Wednesday, February 15, 2012

February Mash-Up: an examination of holidays and traditions

Chocolate Valentines
     Valentine's Day is a welcome brightness to a dreary February.  Although I'm not completely devoted to this holiday of romantic love, I do enjoy the cheery colors, cut paper decorations, and the snarky conversation heart candy.  In grade school I was much more fond of the holiday and met it with great anticipation and expectation.  I was an expert at reading into those clever superhero messages.  "You Make My Spidey Senses Tingle" was enough to give me hope for weeks to come.  As an adult the holiday means little more to me than an excuse to put away red and green and pull out red . . . and pink, and purple.  Furthermore, it is challenging to find romance in the thick of the zealous marketing efforts of clever card and candy companies.  So why do we celebrate romantic love on the 14th of February, what is its origin, and what does a Roman, Christian martyr have to do with any of it?
    Actually there is evidence of three St. Valentines, all martyred and possessing legends relating empathy and perhaps romantic love.  However, the establishment of a feast day was motivated by more than their lives and deeds.  It seems that the fifth century Pope Gelasius purposefully declared the 14th of February devoted to one of these martyrs as a counter to the popular Roman ritual of Lupercalia which occurred February 13 -15.  As is often the case, the Christian feast day was established as a means to de-emphasize its pagan predecessor.  Although the two holidays share a day on the calendar, they have little else in common.
     Lupercalia's inception dates back to the 5th century BC, and the tradition endured until 5th century AD with the official initiation of St.
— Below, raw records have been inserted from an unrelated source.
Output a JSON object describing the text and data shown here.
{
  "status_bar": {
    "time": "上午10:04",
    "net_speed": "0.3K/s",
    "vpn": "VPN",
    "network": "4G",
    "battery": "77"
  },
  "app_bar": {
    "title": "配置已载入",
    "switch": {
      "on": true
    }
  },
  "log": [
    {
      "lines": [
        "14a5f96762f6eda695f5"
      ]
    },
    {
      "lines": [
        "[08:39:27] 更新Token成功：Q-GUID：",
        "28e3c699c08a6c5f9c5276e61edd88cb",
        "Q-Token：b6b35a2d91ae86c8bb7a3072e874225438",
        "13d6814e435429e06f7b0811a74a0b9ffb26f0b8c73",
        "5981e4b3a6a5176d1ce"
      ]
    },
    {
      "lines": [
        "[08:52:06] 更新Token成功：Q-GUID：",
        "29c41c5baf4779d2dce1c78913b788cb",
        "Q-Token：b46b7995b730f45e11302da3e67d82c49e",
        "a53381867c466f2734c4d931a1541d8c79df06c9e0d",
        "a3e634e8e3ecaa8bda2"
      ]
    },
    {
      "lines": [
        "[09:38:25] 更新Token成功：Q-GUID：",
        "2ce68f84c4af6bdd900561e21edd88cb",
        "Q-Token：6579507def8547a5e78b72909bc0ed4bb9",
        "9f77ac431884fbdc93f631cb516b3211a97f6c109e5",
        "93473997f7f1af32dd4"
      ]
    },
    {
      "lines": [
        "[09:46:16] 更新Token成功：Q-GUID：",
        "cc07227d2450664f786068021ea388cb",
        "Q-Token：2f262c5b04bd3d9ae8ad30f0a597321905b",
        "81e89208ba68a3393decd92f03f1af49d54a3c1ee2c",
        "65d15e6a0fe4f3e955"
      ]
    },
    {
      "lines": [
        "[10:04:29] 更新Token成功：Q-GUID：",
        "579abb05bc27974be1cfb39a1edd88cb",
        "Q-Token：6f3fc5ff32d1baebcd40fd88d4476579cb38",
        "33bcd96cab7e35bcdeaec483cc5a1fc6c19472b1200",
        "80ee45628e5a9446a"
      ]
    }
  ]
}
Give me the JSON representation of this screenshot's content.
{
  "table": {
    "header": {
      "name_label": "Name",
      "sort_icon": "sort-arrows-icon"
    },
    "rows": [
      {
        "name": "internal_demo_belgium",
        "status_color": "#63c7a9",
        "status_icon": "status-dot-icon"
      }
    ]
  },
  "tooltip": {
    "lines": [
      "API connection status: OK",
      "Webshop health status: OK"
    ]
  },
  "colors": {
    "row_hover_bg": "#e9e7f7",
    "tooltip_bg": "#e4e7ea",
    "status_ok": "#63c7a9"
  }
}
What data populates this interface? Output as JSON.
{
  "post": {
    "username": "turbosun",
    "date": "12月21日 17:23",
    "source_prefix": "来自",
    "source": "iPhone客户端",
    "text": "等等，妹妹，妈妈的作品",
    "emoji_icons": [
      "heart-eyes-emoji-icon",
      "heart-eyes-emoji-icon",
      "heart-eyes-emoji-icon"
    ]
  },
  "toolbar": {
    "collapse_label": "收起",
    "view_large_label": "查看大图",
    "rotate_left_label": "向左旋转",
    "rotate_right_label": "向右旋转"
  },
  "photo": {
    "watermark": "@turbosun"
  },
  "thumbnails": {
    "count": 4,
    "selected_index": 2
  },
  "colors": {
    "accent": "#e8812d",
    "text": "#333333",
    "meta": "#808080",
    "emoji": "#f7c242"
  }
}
Valentine's Day.  In the old Roman calendar, February rounded out the year.  As the etymology of February indicates,  this month was dedicated to purification in preparation for the new year.  (Februa means month of purification.)   Lupercalia's ceremonies referenced the founding of Rome.  Luper meaning wolf, was set in the cave in which the legendary she-wolf nursed the founders of the eternal city, Romulus and Remus.  In the same cave they sacrificed a goat for fertility and a dog for purity.  The blood of the goat was smeared on the foreheads of two naked priests called Luperci and then wiped clean with wool dipped in milk.  The Luperci would then commence in chasing young women around the Palatine hill whipping their exposed backs with strips of goat skin.  This gesture (probably symbolic of rape) brought good luck, purification, and fertility to women recently married or barren.  After feasting and other revelry, some believe that there was a lottery to match eligible young adults together ,and at the end of the year, these pairings would often result in marriage.  In other words, it was for ancient Rome.
     The perseverance  of Lupercalia is stunning.  Although the population who practiced the rituals changed through its thousand years from patrician families to commoners, it survived through centuries of Christianity.  It required banishment dictated by the Pope and the establishment of St. Valentine's day to really squelch the tradition.  Ironically, in 1969 the Pope removed February 14th as one of its feast days and thereby disassociated the church from the secular ritual that has evolved over the last seven centuries.  It was Chaucer and the people of the middle ages who popularized romantic love, and somehow between Chaucer's love poem and the belief that February was the month of breeding birds that February 14th was associated with Romantic love.  In recognition of their popular saint they gifted cards and baked treats for one another in gray Februaries which must have been particularly gloomy in the dark ages. 
     What will happen to our February rituals and holidays over the next centuries?  In what traditions will we continue to partake and which ones will become obsolete?  One thing is for certain, if latest scientific studies are accurate, romantic love is biologically addictive.  Hence, we will be forever finding and inventing ways to get our fix whether it be through the thrill of a chase or the words of a poem.
      A few weeks ago, I had a haunting dream in which I was being hunted by a haggard wolf with a steely gaze.  She watched me very carefully and closely followed me no matter how I tried to escape.  My only defensive action was to shield my toddler from her hungry jaws.  It is only now after researching Lupercalia that I am reminded that the wolf was the Lupa of early Rome.  I have sympathy for her now as I imagine her pulling those quivering twins out of the Tiber and generously nursing them in her protective cave.  Now that is love.